I am writing a Rogue-like in Rust. I have a Player which has a Vec of boxed TimedEffects. A timed effect has an activate(&mut Player) and deactivate(&mut Player) method, and a tick() method that decrements the time remaining. When it goes to zero, the deactivate() method should be called.
pub struct Player {
timed_effects: Vec<Box<TimedEffect>>,
}
Each time the player moves, I need to decrement the time remaining. This is done inside a Player method:
impl Player {
fn regenerate(&mut self) {
self.timed_effects.iter_mut().for_each(|te| te.tick());
for i in 0..self.timed_effects.len() {
if self.timed_effects[i].ticks_remaining() == 0 {
let bte = self.timed_effects.swap_remove(i);
bte.deactivate(self);
}
}
}
}
I originally tried passing the self parameter (&mut Player) to the tick() method of the TimedEffect objects, with logic to invoke deactivate(player) automatically when the time went to zero.

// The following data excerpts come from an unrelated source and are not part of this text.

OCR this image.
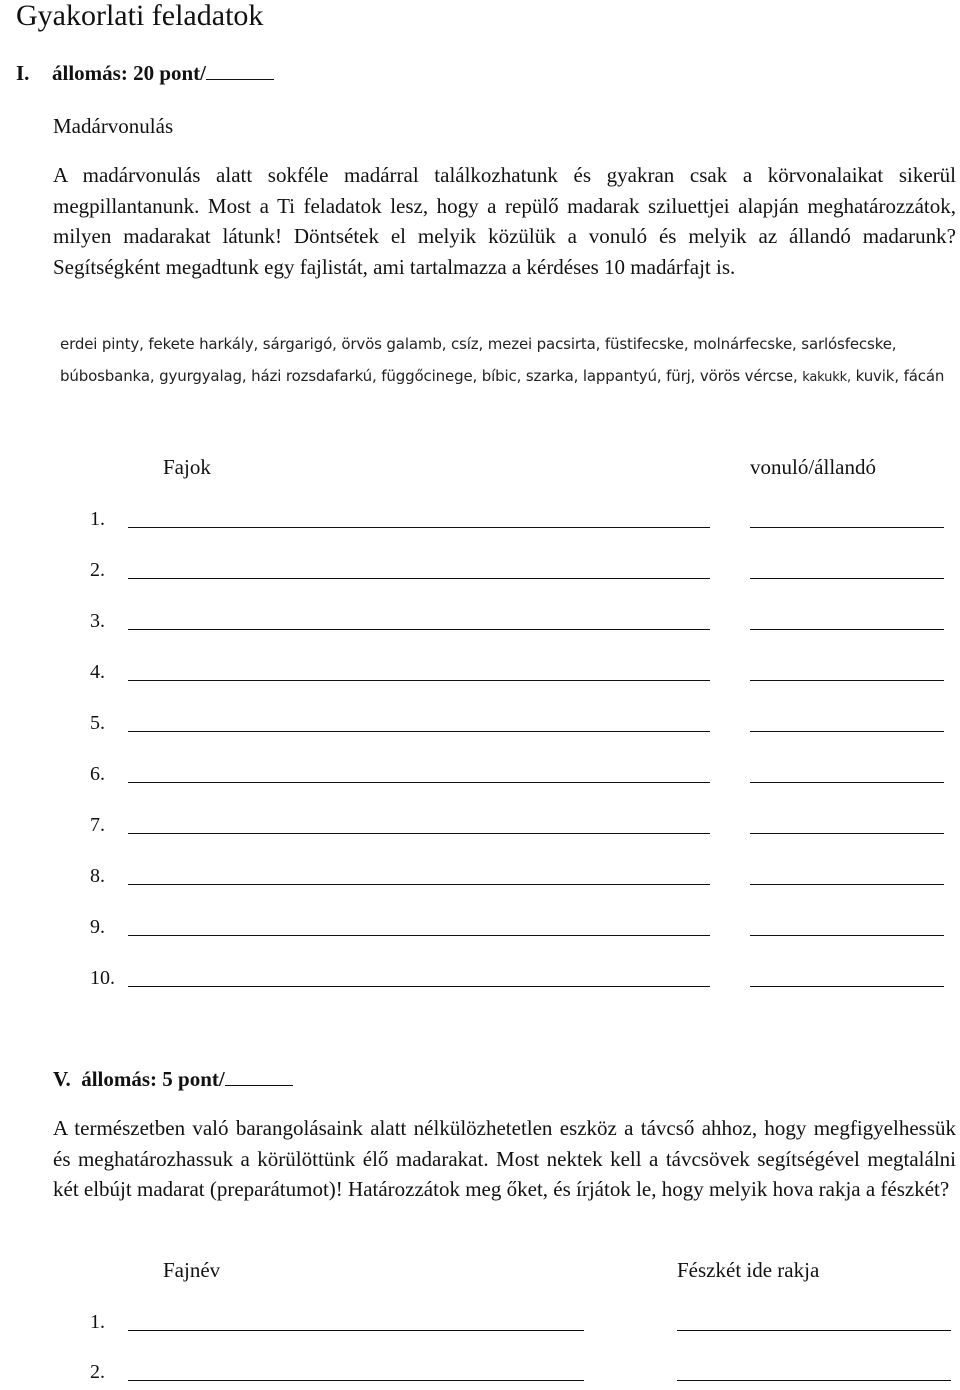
Gyakorlati feladatok
I. állomás: 20 pont/
Madárvonulás
A madárvonulás alatt sokféle madárral találkozhatunk és gyakran csak a körvonalaikat sikerül megpillantanunk. Most a Ti feladatok lesz, hogy a repülő madarak sziluettjei alapján meghatározzátok, milyen madarakat látunk! Döntsétek el melyik közülük a vonuló és melyik az állandó madarunk? Segítségként megadtunk egy fajlistát, ami tartalmazza a kérdéses 10 madárfajt is.
erdei pinty, fekete harkály, sárgarigó, örvös galamb, csíz, mezei pacsirta, füstifecske, molnárfecske, sarlósfecske, búbosbanka, gyurgyalag, házi rozsdafarkú, függőcinege, bíbic, szarka, lappantyú, fürj, vörös vércse, kakukk, kuvik, fácán
Fajok	vonuló/állandó
1.
2.
3.
4.
5.
6.
7.
8.
9.
10.
V. állomás: 5 pont/
A természetben való barangolásaink alatt nélkülözhetetlen eszköz a távcső ahhoz, hogy megfigyelhessük és meghatározhassuk a körülöttünk élő madarakat. Most nektek kell a távcsövek segítségével megtalálni két elbújt madarat (preparátumot)! Határozzátok meg őket, és írjátok le, hogy melyik hova rakja a fészkét?
Fajnév	Fészkét ide rakja
1.
2.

Iterating over the vector constitutes a borrow of (Player) self, which is incompatible with passing the &mut Player parameter to tick(), or even to a separate iteration with .filter.
Instead, as shown, I find myself iterating over a range of integers, extracting the box from the vector into a local variable, and then invoking .deactivate(self) on it.
This is painful.
Given the effects need to have some connection with their victim so the deactivate() method can undo the effect, how should I be architecting these objects so that I don't wind up tangled in this web of dependent borrows?